India's petroleum product exports to Europe have experienced a significant decline in January, dropping from 350-400 thousand barrels per day (kbd) in November and December to just 100 kbd. The Red Sea tensions have prompted many tankers to opt for a longer route via the Cape of Good Hope, causing increased shipping costs. Viktor Katona, lead crude analyst at Kpler, notes that Indian refiners, even when exporting to Europe, now prefer circumnavigating Africa due to the escalating threats in the Red Sea. The altered export destinations have seen India supplying more petroleum products to East Asia and Africa.
The shift in routes has resulted in a substantial rise in shipping costs, with a 60-70% increase for Indian product exporters into Europe. For instance, the route from Jamnagar to Rotterdam takes 24 days via the Suez Canal and 42 days via the Cape of Good Hope. This change in trade dynamics could impact India's overall export performance, with projections suggesting a nearly 7% drop in exports in FY24, amounting to around $30 billion. Higher container shipping rates may lead exporters to withhold shipments.
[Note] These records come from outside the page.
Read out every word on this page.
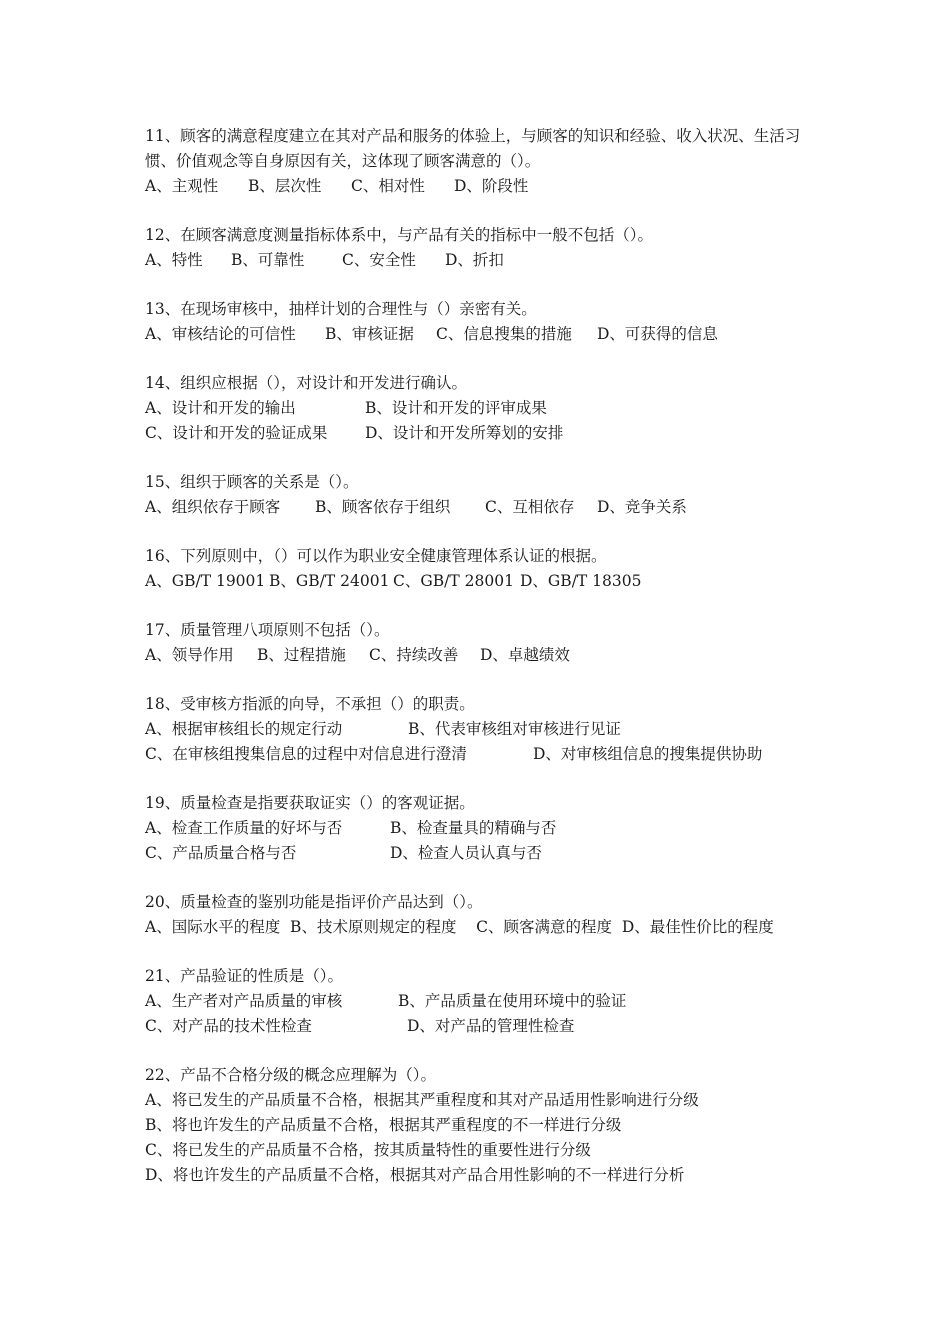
11、顾客的满意程度建立在其对产品和服务的体验上，与顾客的知识和经验、收入状况、生活习惯、价值观念等自身原因有关，这体现了顾客满意的（）。
A、主观性 B、层次性 C、相对性 D、阶段性
12、在顾客满意度测量指标体系中，与产品有关的指标中一般不包括（）。
A、特性 B、可靠性 C、安全性 D、折扣
13、在现场审核中，抽样计划的合理性与（）亲密有关。
A、审核结论的可信性 B、审核证据 C、信息搜集的措施 D、可获得的信息
14、组织应根据（），对设计和开发进行确认。
A、设计和开发的输出	B、设计和开发的评审成果
C、设计和开发的验证成果 D、设计和开发所筹划的安排
15、组织于顾客的关系是（）。
A、组织依存于顾客 B、顾客依存于组织 C、互相依存 D、竞争关系
16、下列原则中，（）可以作为职业安全健康管理体系认证的根据。
A、GB/T 19001 B、GB/T 24001 C、GB/T 28001 D、GB/T 18305
17、质量管理八项原则不包括（）。
A、领导作用 B、过程措施 C、持续改善 D、卓越绩效
18、受审核方指派的向导，不承担（）的职责。
A、根据审核组长的规定行动	B、代表审核组对审核进行见证
C、在审核组搜集信息的过程中对信息进行澄清	D、对审核组信息的搜集提供协助
19、质量检查是指要获取证实（）的客观证据。
A、检查工作质量的好坏与否	B、检查量具的精确与否
C、产品质量合格与否	D、检查人员认真与否
20、质量检查的鉴别功能是指评价产品达到（）。
A、国际水平的程度  B、技术原则规定的程度    C、顾客满意的程度  D、最佳性价比的程度
21、产品验证的性质是（）。
A、生产者对产品质量的审核	B、产品质量在使用环境中的验证
C、对产品的技术性检查	D、对产品的管理性检查
22、产品不合格分级的概念应理解为（）。
A、将已发生的产品质量不合格，根据其严重程度和其对产品适用性影响进行分级
B、将也许发生的产品质量不合格，根据其严重程度的不一样进行分级
C、将已发生的产品质量不合格，按其质量特性的重要性进行分级
D、将也许发生的产品质量不合格，根据其对产品合用性影响的不一样进行分析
India's petroleum product exports faced a 7.5% decline in November 2022, totaling $7.48 billion compared to $8.08 billion in the same period in 2021, according to government data. The exports for the first eight months of the current fiscal year were down by 15% at $65.23 billion. Standalone refiners like RIL, MRPL, and CPCL could witness some margin impact on the crude side, and exports to the EU may be affected on the product side, warns Madhavi Arora, lead economist with Emkay Global Financial Services Ltd. She highlights a 53% spike in freight rates from Asia in a month and container shipping giants, including BP, halting transit via the Red Sea or the Suez Canal. The ongoing geopolitical tensions are reshaping India's petroleum export landscape, leading to strategic adjustments and potential economic repercussions.